Findings were published in the medical journal Lancet, in a study titled “Brentuximab vedotin or physician’s choice in CD30-positive cutaneous T-cell lymphoma (ALCANZA): an international, open-label, randomised, phase 3, multicentre trial.”
Adcetris is an antibody-drug conjugate targeting CD30, a protein that is expressed on skin lesions in about 50% of patients with CTCL. The drug is being developed by Takeda Pharmaceutical and Seattle Genetics.
“Today’s publication of the positive results of the ALCANZA trial is another milestone for our brentuximab vedotin clinical program,” Dirk Huebner, executive medical director at Takeda, said in a news release. “We plan to submit the data to regulatory bodies around the world, and if approved, Adcetris would be a potential new treatment option for patients with CD30-positive CTCL, a rare, debilitating and often difficult-to-treat form of cancer.”

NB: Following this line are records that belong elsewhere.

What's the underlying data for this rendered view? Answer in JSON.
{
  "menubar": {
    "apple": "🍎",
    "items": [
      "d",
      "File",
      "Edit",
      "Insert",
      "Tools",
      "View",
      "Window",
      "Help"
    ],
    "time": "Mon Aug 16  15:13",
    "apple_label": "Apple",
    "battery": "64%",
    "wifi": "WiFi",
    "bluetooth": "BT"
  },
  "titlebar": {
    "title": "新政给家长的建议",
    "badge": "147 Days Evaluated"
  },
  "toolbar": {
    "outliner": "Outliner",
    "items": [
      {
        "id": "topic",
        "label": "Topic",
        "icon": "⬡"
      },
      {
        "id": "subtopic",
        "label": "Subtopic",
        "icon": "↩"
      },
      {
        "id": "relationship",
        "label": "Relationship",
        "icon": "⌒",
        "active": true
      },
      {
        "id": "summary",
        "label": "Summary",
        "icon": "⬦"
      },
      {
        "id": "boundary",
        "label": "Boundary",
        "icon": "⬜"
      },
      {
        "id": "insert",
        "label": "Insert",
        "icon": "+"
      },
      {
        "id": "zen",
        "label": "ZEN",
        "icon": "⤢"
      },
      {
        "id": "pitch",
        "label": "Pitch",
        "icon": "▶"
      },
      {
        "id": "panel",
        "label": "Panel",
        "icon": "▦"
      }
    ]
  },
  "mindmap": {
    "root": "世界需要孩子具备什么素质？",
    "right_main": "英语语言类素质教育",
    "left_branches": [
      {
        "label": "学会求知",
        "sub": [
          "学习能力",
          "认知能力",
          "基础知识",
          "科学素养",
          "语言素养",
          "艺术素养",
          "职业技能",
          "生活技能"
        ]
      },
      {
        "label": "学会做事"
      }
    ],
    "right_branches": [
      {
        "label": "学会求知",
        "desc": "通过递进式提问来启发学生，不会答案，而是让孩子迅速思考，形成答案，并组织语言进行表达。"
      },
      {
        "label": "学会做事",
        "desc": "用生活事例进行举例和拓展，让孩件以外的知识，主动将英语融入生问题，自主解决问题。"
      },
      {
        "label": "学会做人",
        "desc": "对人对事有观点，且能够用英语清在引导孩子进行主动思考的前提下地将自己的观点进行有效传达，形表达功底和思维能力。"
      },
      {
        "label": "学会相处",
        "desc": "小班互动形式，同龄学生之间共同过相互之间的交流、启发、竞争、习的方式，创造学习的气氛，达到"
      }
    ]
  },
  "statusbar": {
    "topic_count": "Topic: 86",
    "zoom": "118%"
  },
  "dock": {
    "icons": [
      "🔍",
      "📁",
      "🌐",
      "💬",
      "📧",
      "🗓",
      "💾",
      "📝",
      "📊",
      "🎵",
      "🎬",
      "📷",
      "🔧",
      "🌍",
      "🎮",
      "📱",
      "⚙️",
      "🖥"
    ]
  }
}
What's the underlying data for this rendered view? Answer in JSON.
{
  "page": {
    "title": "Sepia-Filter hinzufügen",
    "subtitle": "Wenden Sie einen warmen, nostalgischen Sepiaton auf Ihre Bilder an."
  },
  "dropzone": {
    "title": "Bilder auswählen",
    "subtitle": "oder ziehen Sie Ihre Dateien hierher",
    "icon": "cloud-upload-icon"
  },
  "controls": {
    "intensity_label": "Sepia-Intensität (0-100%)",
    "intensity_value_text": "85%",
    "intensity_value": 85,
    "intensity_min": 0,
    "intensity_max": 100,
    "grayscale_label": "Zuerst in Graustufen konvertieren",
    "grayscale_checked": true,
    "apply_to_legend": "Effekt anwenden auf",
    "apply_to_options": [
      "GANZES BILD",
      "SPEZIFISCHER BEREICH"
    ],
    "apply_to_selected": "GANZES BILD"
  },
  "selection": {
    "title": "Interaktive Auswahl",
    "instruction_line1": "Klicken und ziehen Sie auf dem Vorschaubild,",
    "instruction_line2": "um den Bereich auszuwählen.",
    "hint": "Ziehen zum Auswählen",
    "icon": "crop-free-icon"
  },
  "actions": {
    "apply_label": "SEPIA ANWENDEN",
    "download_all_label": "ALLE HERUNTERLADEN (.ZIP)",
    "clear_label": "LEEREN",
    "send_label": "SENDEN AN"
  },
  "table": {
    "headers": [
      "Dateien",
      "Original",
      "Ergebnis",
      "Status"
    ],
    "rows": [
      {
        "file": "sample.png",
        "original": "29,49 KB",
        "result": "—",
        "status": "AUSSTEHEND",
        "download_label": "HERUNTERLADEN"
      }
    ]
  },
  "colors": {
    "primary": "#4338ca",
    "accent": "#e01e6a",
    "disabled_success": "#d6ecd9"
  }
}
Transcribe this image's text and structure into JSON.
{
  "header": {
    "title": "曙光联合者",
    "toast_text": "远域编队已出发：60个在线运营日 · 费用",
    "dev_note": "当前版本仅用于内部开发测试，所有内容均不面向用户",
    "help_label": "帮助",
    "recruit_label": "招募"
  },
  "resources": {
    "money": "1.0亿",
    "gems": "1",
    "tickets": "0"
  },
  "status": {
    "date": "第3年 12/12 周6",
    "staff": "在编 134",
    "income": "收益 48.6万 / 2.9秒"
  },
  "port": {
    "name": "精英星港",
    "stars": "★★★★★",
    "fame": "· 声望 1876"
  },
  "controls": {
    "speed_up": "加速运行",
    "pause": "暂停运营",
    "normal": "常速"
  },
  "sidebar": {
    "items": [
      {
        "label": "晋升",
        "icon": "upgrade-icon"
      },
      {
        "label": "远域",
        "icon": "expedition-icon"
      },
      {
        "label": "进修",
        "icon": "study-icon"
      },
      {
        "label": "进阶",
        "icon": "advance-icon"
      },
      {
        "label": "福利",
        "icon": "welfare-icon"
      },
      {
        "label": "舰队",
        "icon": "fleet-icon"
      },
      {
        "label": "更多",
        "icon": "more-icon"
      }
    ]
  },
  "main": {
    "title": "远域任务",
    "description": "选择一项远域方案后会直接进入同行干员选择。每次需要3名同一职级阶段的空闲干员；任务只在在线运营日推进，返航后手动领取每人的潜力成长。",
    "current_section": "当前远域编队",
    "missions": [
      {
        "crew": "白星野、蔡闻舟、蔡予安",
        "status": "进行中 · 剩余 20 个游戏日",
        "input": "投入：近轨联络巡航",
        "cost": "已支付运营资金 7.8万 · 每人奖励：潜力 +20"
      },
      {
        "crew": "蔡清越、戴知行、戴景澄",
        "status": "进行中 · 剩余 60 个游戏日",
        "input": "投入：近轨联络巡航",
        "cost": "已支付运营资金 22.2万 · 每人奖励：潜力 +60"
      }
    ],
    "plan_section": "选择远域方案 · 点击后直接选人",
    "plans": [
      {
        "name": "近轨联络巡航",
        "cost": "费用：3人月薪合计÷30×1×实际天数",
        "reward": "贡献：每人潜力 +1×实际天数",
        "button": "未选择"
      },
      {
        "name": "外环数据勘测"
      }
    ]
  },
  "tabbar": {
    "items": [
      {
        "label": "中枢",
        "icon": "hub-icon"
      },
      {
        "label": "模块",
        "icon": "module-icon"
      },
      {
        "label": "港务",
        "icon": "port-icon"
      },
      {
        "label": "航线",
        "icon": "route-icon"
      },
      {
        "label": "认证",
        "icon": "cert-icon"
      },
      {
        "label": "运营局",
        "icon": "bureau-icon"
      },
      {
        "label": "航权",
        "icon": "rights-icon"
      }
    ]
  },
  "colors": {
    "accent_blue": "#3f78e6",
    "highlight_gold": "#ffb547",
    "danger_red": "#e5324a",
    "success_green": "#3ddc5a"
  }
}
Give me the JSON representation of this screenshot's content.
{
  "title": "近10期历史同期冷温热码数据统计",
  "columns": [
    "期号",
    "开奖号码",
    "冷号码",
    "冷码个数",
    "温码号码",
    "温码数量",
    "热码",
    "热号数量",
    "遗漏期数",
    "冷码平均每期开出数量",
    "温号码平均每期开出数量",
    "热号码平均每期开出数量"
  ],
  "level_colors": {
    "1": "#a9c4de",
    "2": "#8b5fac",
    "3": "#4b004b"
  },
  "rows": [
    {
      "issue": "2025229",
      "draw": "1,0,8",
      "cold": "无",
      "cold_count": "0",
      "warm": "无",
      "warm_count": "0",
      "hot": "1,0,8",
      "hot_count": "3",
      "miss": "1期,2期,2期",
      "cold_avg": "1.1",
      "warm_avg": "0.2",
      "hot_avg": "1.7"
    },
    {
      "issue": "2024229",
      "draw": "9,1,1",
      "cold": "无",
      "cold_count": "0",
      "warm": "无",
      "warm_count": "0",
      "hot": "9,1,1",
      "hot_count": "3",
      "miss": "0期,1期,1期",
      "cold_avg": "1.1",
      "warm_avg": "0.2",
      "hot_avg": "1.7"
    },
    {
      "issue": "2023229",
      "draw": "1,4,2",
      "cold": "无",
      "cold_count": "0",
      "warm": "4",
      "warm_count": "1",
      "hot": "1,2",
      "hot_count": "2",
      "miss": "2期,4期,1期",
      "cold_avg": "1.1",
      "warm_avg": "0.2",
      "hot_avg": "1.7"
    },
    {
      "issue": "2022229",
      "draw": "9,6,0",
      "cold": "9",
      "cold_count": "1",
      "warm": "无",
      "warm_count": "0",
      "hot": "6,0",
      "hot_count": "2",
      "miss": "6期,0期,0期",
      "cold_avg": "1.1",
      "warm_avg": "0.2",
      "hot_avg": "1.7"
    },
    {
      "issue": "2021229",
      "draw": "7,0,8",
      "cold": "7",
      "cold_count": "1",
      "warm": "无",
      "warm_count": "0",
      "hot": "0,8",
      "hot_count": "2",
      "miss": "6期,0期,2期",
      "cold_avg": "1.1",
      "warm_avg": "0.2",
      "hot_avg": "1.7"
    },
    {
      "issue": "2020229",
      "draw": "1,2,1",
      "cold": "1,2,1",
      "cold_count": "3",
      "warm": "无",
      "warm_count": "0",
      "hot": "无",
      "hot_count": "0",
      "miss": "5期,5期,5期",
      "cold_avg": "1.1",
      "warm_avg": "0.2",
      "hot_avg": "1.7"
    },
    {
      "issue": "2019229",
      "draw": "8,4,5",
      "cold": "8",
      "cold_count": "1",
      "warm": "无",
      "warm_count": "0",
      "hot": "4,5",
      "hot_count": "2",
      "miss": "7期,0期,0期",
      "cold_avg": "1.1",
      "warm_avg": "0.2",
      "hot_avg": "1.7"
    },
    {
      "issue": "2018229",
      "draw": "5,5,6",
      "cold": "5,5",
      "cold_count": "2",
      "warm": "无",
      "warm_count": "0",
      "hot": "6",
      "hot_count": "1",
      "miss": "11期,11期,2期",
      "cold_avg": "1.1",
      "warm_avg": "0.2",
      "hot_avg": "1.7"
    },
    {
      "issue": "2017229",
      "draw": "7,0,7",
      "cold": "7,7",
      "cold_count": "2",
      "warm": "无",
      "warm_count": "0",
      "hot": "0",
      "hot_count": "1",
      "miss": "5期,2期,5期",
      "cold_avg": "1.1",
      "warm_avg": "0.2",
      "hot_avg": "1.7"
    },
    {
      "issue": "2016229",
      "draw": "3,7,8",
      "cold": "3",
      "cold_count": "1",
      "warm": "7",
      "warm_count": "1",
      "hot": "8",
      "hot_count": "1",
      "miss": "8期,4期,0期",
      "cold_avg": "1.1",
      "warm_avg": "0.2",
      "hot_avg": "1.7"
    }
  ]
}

The trial, called ALCANZA (NCT01578499), is a randomized, open-label, international study evaluating the safety and effectiveness of Adcetris compared to standard therapies of an investigator’s choice — methotrexate or bexarotene — in about 130 patients with CD30-positive CTCL. Participants received treatment every three weeks for up to one year.
Adcetris was seen to significantly improve the objective response rates that lasted at least four months compared to standard therapies (56.3% vs. 12.5%, respectively), meeting the trial’s primary endpoint.
Secondary endpoints such as complete response rate, progression-free survival, and a reduction in symptom burden during treatment were also significantly improved in the Adcetris group.
The most common side effects associated with this treatment were peripheral neuropathy, nausea, diarrhea, fatigue, vomiting, hair loss, itching, fever, decreased appetite, and increased blood triglycerides.
“The data from the ALCANZA trial provide compelling evidence that CTCL patients treated with Adcetris had superior outcomes across the primary and all secondary endpoints assessed in the study compared to patients in the control arm who were treated with a standard of care agent,” said Bob Lechleider, MD, senior vice president of Seattle Genetics. “These data demonstrate the potential of Adcetris to change the treatment landscape of CTCL.”
Takeda and Seattle Genetics plan to submit the trial results to regulatory agencies, including a biologics license application to the U.S. Food and Drug Administration. The FDA granted breakthrough therapy designation in November 2016 to Adcetris for the most common subtypes of CTCL, the CD30-expressing mycosis fungoides (MF) and primary cutaneous anaplastic large cell lymphoma (pcALCL).